The Transplanted Cedar

Trees.

There is something wonderful about trees. Whether you live on the prairie or dwell in the mountains; whether you were raised in the desert or grew up in the wilderness; whether from the city, or from the country, I would be surprised if there were not a single tree in your life that in some way harbors a memory or two. I can count about nine trees—at least—in my life that hold some distinct memory from my childhood, be it a pleasant memory or not. I do not have the time nor space in the post to share all the memories from all those trees, but there is one particular tree I want to mention. It is not the tree from my childhood that holds the most memories, nor the most meaning for me, yet there is still something special about it.
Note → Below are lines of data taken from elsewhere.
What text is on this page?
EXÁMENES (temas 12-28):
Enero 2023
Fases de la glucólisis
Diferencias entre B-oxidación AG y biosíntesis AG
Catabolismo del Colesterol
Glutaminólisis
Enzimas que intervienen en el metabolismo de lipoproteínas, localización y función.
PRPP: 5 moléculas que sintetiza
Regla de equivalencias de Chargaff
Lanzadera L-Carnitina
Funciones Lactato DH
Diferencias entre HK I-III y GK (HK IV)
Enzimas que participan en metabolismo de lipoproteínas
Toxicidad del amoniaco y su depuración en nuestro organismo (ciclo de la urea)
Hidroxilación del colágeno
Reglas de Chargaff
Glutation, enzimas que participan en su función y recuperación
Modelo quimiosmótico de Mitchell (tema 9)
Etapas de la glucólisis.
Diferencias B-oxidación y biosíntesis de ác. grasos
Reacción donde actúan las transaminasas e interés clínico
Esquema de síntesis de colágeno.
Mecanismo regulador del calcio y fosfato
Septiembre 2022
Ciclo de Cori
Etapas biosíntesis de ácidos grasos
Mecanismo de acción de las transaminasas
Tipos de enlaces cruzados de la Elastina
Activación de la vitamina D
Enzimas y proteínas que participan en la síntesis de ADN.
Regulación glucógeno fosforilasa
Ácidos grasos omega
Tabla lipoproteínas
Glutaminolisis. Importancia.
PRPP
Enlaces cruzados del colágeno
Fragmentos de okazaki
In high school, I think it was, on one particular visit to my grandparent’s house in the California foothills, my family drove out to my grandparent’s property on Banner Mountain where my great uncle lived and where my grandparents owned a few acres of land. On this particular trip, my dad dug up a couple of saplings—a Douglas fir and a Western red cedar—and brought them back home to the bay area where he planted them—the fir tree we planted in the back and the cedar we planted in the front yard by the side of the house. The cedar tree, about a foot tall when we planted it, grew very slowly for the first several years, mostly because it often went forgotten, unlike the fir tree. But when the tree started getting watered regularly, it took off. Today the tree stands nearly thirty feet tall.

I share this story particular story for a couple of reasons. First because it has always been my favorite of the two trees, and second because, along with the fir tree, it is a tangible memory of my grandparents and the memories I have of my visits to their home in Grass Valley. Today is National Arbor Day, and in honor of this day, GVEA, the electric company of Fairbanks, Alaska gave away trees—Icelandic crabapple and Amur maple. I picked up a maple. Although I may not yet have a place of my own, perhaps this tree will follow me when I do buy a place and will, in its own time, bring its own special memories.

So let’s all create more memories and plant a tree. Happy Arbor Day, everyone.